Given that vaping has existed for many years now it is very clear what the short-term effects are. It is also odd that unspecified, unproven dangers from short and long-term use could be concerning – but then unless you read on you don’t know what the Tennessee Department of Health has made up.
Through choice selection of research papers, the advice states vaping results in “less quitting among smokers”. This will come as a surprise to all of those it worked for and those who’ve carried out research to prove the opposite. Likewise, the news that vaping is as addictive as “heroin, cocaine or alcohol” will amaze everyone who used vaping as an easy transition to not using nicotine at all.
But it is section 13 where things really go into overdrive: “Persons should not use [vape] devices offered to them by friends or acquaintances to prevent the spread of illness; more importantly, ENDS can be delivery systems for incapacitating agents such as gamma butyrolactone, GBL, more commonly known as the date rape drug. [And then follows descriptions of how date rape drugs work]”
Not one single confirmed incident of rape has been attributed to the sharing of a vape device; it makes as much sense to warn people away from other vapers as cigalikes can be used to inflict eye damage. Michael Siegel comments: “Is the TDOH actually trying to prevent date rape, or is it merely trying to demonise electronic cigarettes? I think the answer is quite obvious.”
Once, the vape market was described as being akin to the Wild West, devoid of regulation.
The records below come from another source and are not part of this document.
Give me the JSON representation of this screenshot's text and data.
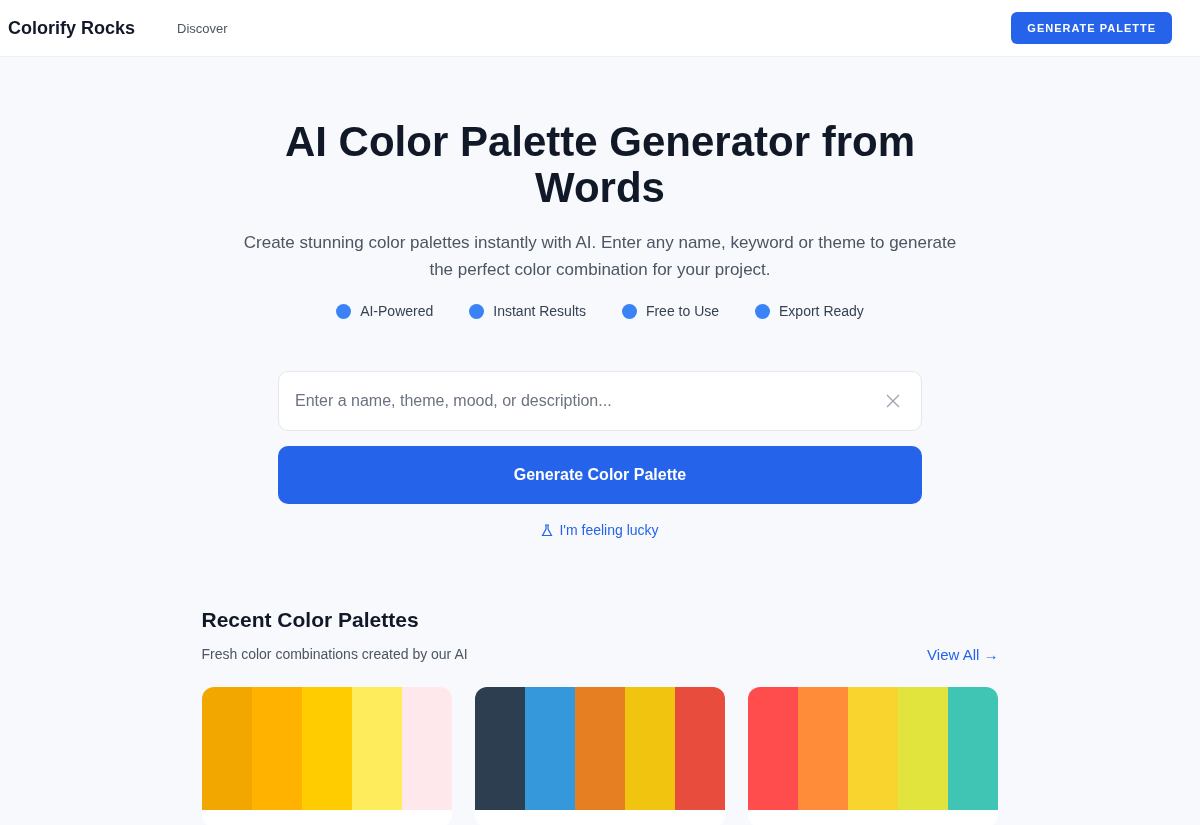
{
  "header": {
    "logo": "Colorify Rocks",
    "nav": [
      "Discover"
    ],
    "cta": "GENERATE PALETTE"
  },
  "hero": {
    "title": "AI Color Palette Generator from Words",
    "subtitle": "Create stunning color palettes instantly with AI. Enter any name, keyword or theme to generate the perfect color combination for your project.",
    "features": [
      "AI-Powered",
      "Instant Results",
      "Free to Use",
      "Export Ready"
    ],
    "search": {
      "placeholder": "Enter a name, theme, mood, or description..."
    },
    "generate_button": "Generate Color Palette",
    "lucky_link": "I'm feeling lucky"
  },
  "recent": {
    "title": "Recent Color Palettes",
    "subtitle": "Fresh color combinations created by our AI",
    "view_all": "View All →",
    "palettes": [
      {
        "swatches": [
          {
            "color": "#f2a700"
          },
          {
            "color": "#ffb300"
          },
          {
            "color": "#ffcc00"
          },
          {
            "color": "#ffec5c"
          },
          {
            "color": "#ffe8ec"
          }
        ]
      },
      {
        "swatches": [
          {
            "color": "#2c3e50"
          },
          {
            "color": "#3498db"
          },
          {
            "color": "#e67e22"
          },
          {
            "color": "#f1c40f"
          },
          {
            "color": "#e74c3c"
          }
        ]
      },
      {
        "swatches": [
          {
            "color": "#ff4d4d"
          },
          {
            "color": "#ff8c38"
          },
          {
            "color": "#f9d42f"
          },
          {
            "color": "#e0e43c"
          },
          {
            "color": "#40c4b4"
          }
        ]
      }
    ]
  }
}
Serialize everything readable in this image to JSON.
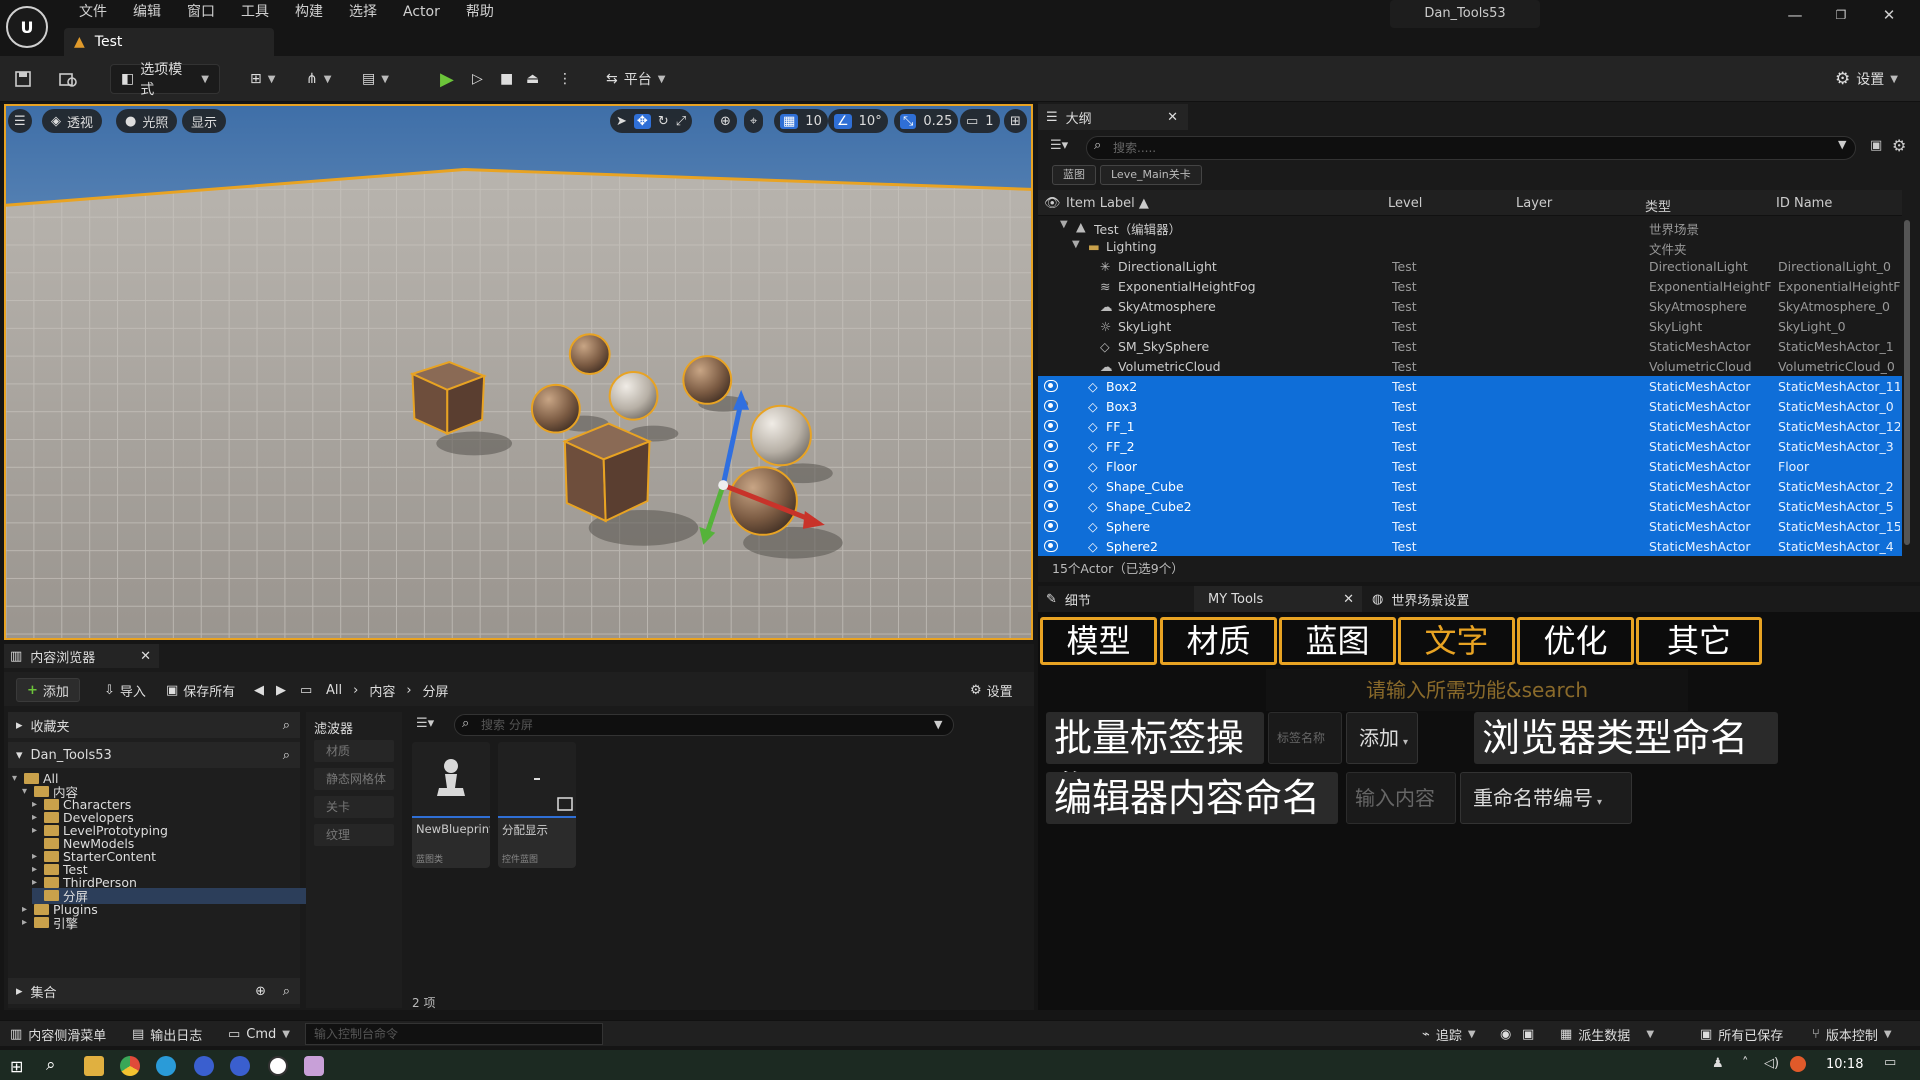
{
  "title_bar": {
    "logo_text": "U",
    "menus": [
      "文件",
      "编辑",
      "窗口",
      "工具",
      "构建",
      "选择",
      "Actor",
      "帮助"
    ],
    "project_name": "Dan_Tools53",
    "window_controls": [
      "—",
      "❐",
      "✕"
    ]
  },
  "document_tab": {
    "label": "Test"
  },
  "toolbar": {
    "select_mode_label": "选项模式",
    "platform_label": "平台",
    "settings_label": "设置"
  },
  "viewport": {
    "perspective_label": "透视",
    "lighting_label": "光照",
    "show_label": "显示",
    "grid_snap": "10",
    "rotation_snap": "10°",
    "scale_snap": "0.25",
    "camera_speed": "1"
  },
  "outliner": {
    "tab_label": "大纲",
    "search_placeholder": "搜索.....",
    "chips": [
      "蓝图",
      "Leve_Main关卡"
    ],
    "columns": [
      "Item Label ▲",
      "Level",
      "Layer",
      "类型",
      "ID Name"
    ],
    "rows": [
      {
        "label": "Test（编辑器）",
        "level": "",
        "type": "世界场景",
        "id": "",
        "selected": false,
        "indent": 1,
        "icon": "world"
      },
      {
        "label": "Lighting",
        "level": "",
        "type": "文件夹",
        "id": "",
        "selected": false,
        "indent": 2,
        "icon": "folder"
      },
      {
        "label": "DirectionalLight",
        "level": "Test",
        "type": "DirectionalLight",
        "id": "DirectionalLight_0",
        "selected": false,
        "indent": 3,
        "icon": "light"
      },
      {
        "label": "ExponentialHeightFog",
        "level": "Test",
        "type": "ExponentialHeightFog",
        "id": "ExponentialHeightFog",
        "selected": false,
        "indent": 3,
        "icon": "fog"
      },
      {
        "label": "SkyAtmosphere",
        "level": "Test",
        "type": "SkyAtmosphere",
        "id": "SkyAtmosphere_0",
        "selected": false,
        "indent": 3,
        "icon": "sky"
      },
      {
        "label": "SkyLight",
        "level": "Test",
        "type": "SkyLight",
        "id": "SkyLight_0",
        "selected": false,
        "indent": 3,
        "icon": "skylight"
      },
      {
        "label": "SM_SkySphere",
        "level": "Test",
        "type": "StaticMeshActor",
        "id": "StaticMeshActor_1",
        "selected": false,
        "indent": 3,
        "icon": "mesh"
      },
      {
        "label": "VolumetricCloud",
        "level": "Test",
        "type": "VolumetricCloud",
        "id": "VolumetricCloud_0",
        "selected": false,
        "indent": 3,
        "icon": "cloud"
      },
      {
        "label": "Box2",
        "level": "Test",
        "type": "StaticMeshActor",
        "id": "StaticMeshActor_11",
        "selected": true,
        "indent": 2,
        "icon": "mesh"
      },
      {
        "label": "Box3",
        "level": "Test",
        "type": "StaticMeshActor",
        "id": "StaticMeshActor_0",
        "selected": true,
        "indent": 2,
        "icon": "mesh"
      },
      {
        "label": "FF_1",
        "level": "Test",
        "type": "StaticMeshActor",
        "id": "StaticMeshActor_12",
        "selected": true,
        "indent": 2,
        "icon": "mesh"
      },
      {
        "label": "FF_2",
        "level": "Test",
        "type": "StaticMeshActor",
        "id": "StaticMeshActor_3",
        "selected": true,
        "indent": 2,
        "icon": "mesh"
      },
      {
        "label": "Floor",
        "level": "Test",
        "type": "StaticMeshActor",
        "id": "Floor",
        "selected": true,
        "indent": 2,
        "icon": "mesh"
      },
      {
        "label": "Shape_Cube",
        "level": "Test",
        "type": "StaticMeshActor",
        "id": "StaticMeshActor_2",
        "selected": true,
        "indent": 2,
        "icon": "mesh"
      },
      {
        "label": "Shape_Cube2",
        "level": "Test",
        "type": "StaticMeshActor",
        "id": "StaticMeshActor_5",
        "selected": true,
        "indent": 2,
        "icon": "mesh"
      },
      {
        "label": "Sphere",
        "level": "Test",
        "type": "StaticMeshActor",
        "id": "StaticMeshActor_15",
        "selected": true,
        "indent": 2,
        "icon": "mesh"
      },
      {
        "label": "Sphere2",
        "level": "Test",
        "type": "StaticMeshActor",
        "id": "StaticMeshActor_4",
        "selected": true,
        "indent": 2,
        "icon": "mesh"
      }
    ],
    "footer": "15个Actor（已选9个）"
  },
  "details": {
    "tabs": [
      "细节",
      "MY Tools",
      "世界场景设置"
    ],
    "category_buttons": [
      "模型",
      "材质",
      "蓝图",
      "文字",
      "优化",
      "其它"
    ],
    "active_category_index": 3,
    "search_hint": "请输入所需功能&search",
    "batch_tag_label": "批量标签操作",
    "tag_name_placeholder": "标签名称",
    "add_dropdown": "添加",
    "browser_rename_label": "浏览器类型命名",
    "editor_rename_label": "编辑器内容命名",
    "input_placeholder": "输入内容",
    "rename_dropdown": "重命名带编号"
  },
  "content_browser": {
    "tab_label": "内容浏览器",
    "add_label": "添加",
    "import_label": "导入",
    "save_all_label": "保存所有",
    "breadcrumb": [
      "All",
      "内容",
      "分屏"
    ],
    "settings_label": "设置",
    "favorites_label": "收藏夹",
    "project_label": "Dan_Tools53",
    "tree": [
      {
        "label": "All",
        "indent": 0,
        "expanded": true,
        "selected": false
      },
      {
        "label": "内容",
        "indent": 1,
        "expanded": true,
        "selected": false
      },
      {
        "label": "Characters",
        "indent": 2,
        "expanded": false,
        "selected": false
      },
      {
        "label": "Developers",
        "indent": 2,
        "expanded": false,
        "selected": false
      },
      {
        "label": "LevelPrototyping",
        "indent": 2,
        "expanded": false,
        "selected": false
      },
      {
        "label": "NewModels",
        "indent": 2,
        "expanded": null,
        "selected": false
      },
      {
        "label": "StarterContent",
        "indent": 2,
        "expanded": false,
        "selected": false
      },
      {
        "label": "Test",
        "indent": 2,
        "expanded": false,
        "selected": false
      },
      {
        "label": "ThirdPerson",
        "indent": 2,
        "expanded": false,
        "selected": false
      },
      {
        "label": "分屏",
        "indent": 2,
        "expanded": null,
        "selected": true
      },
      {
        "label": "Plugins",
        "indent": 1,
        "expanded": false,
        "selected": false
      },
      {
        "label": "引擎",
        "indent": 1,
        "expanded": false,
        "selected": false
      }
    ],
    "collections_label": "集合",
    "filters_label": "滤波器",
    "filters": [
      "材质",
      "静态网格体",
      "关卡",
      "纹理"
    ],
    "search_placeholder": "搜索 分屏",
    "assets": [
      {
        "name": "NewBlueprint",
        "type": "蓝图类"
      },
      {
        "name": "分配显示",
        "type": "控件蓝图"
      }
    ],
    "item_count": "2 项"
  },
  "status_bar": {
    "content_drawer": "内容侧滑菜单",
    "output_log": "输出日志",
    "cmd_label": "Cmd",
    "console_placeholder": "输入控制台命令",
    "trace_label": "追踪",
    "derived_data_label": "派生数据",
    "all_saved_label": "所有已保存",
    "source_control_label": "版本控制"
  },
  "taskbar": {
    "time": "10:18"
  },
  "colors": {
    "selection": "#0f6ed8",
    "accent_orange": "#e8a323",
    "play_green": "#6cc43a"
  }
}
It seems that this is a more apt description of the claims being made about vaping in 2017. Doctor Sudip Bose is another case in point. He describes himself as an “Emergency Physician, Iraq War Veteran, CNN Hero for treating Saddam Hussein after US capture, Professor, CEO, Leadership Speaker and Co-Founder of LiveClinic.com”. It’s safe to say he could add self-publicist and scare monger to that list.
He begins his tripe with a mild introduction: “For those who have never smoked and who are interested in the experience, e-cigs are an entry-level product that have been promoted and marketed as being safe. They’re not. They may be “safer” than cigarettes, but that’s only by degree.”
True, the man is talking nonsense, but just see exactly how dangerous vaping is: “Teenagers — and even younger children — are getting addicted early, which could lead to smoking, and e-cigs can easily become a gateway to trying and developing an addiction to more serious drugs. Addiction correlates to crime. People need to feed their habit, they break into homes to steal things to resell, they commit robberies on the streets, all to get money to feed their addiction.”
There you have it, tiny children are becoming addicted to vape and ending up on hard drugs, paying for it all with a life of crime. Not a single shred of evidence for any of this, but Bose will probably explain his reasoning for a fee on national TV.